Title: Music between worlds : Mongol music and ethnicity in Inner Mongolia, China
Authors: D’Evelyn, Charlotte Alexandra
Keywords: Mongols
Date Issued: May 2013
Publisher: [Honolulu] : [University of Hawaii at Manoa], [May 2013]
Abstract: The Inner Mongolia Autonomous Region (IMAR) of China is home to a diverse group of ethnic Mongols who live across the border from the nation of Mongolia, in a division that has existed for almost a century. As Inner Mongols have negotiated their position as ethnic minorities in China and a people between cultural worlds, they have used music to reconcile, and sometimes even celebrate, the complexities of their history and contemporary condition. In this dissertation, I argue that Inner Mongols’ contact with a variety of Mongol, Chinese, and Western musical styles has inspired them to take up creative and energetic musical expressions, particularly as they traverse shifting minority politics in China and determine how to represent themselves on national and international stages.
The first part of this dissertation traces the work of four musical elites, two Mandarin-language grassland song composers and two reformers of the morin khuur horse-head fiddle, who have been formative in the staging of a unified, orthodox Mengguzu (Mongol ethnic group) representations for the national stage. I demonstrate how these musical leaders adeptly negotiated the communist system in China and became the voices and faces of their Mongols through their musical developments and reforms.
The second part of this dissertation highlights new understandings of Mongolness that have emerged in the past decade. I explore Inner Mongol efforts to locate local heritage through the folk fiddle chor, on the one hand, and to forge links with the nation of Mongolia through morin khuur and khoomii styles, on the other. Through these two strategies–looking locally inward and transnationally outward–musicians have reconfigured themselves as Mongol peoples outside orthodox representations of previous decades.
Through these case studies, I demonstrate that Mongol individuals in China have occupied a central role in national and transnational discussions about musical Mongolness, cultural development, purity and preservation, and the Mongol past (Humphrey 1992, Marsh 2009).
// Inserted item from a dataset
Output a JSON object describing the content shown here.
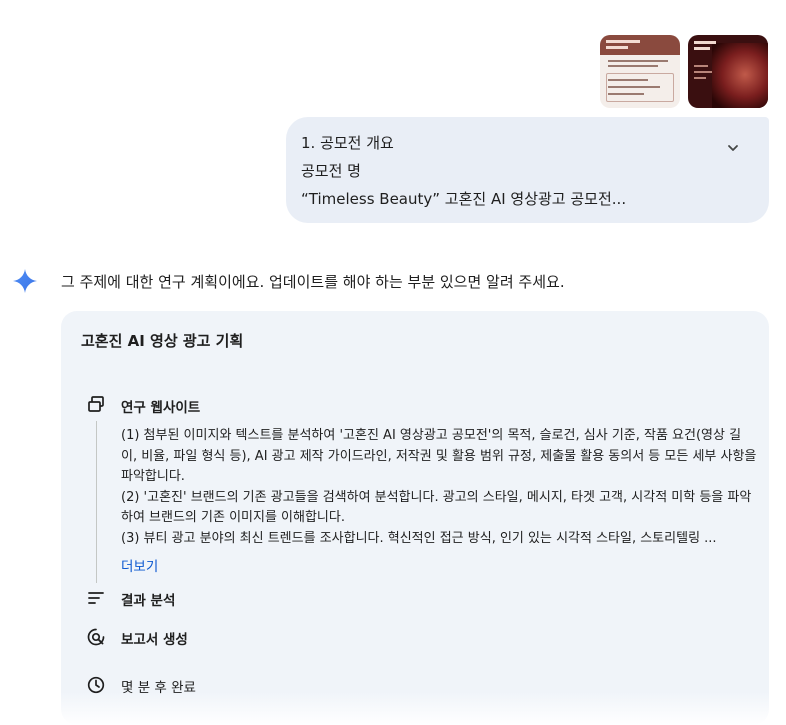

By critically examining instrument reform efforts, compositional fusions, musical discourses, and stage performances in Inner Mongolia, I explore how Mongol individuals have used music as a means to pursue creative artistic careers and, moreover, as a way to creatively invoke and contest musical representations of their ethnicity over the past six decades
Description: Ph.D. University of Hawaii at Manoa 2013.
Includes bibliographical references.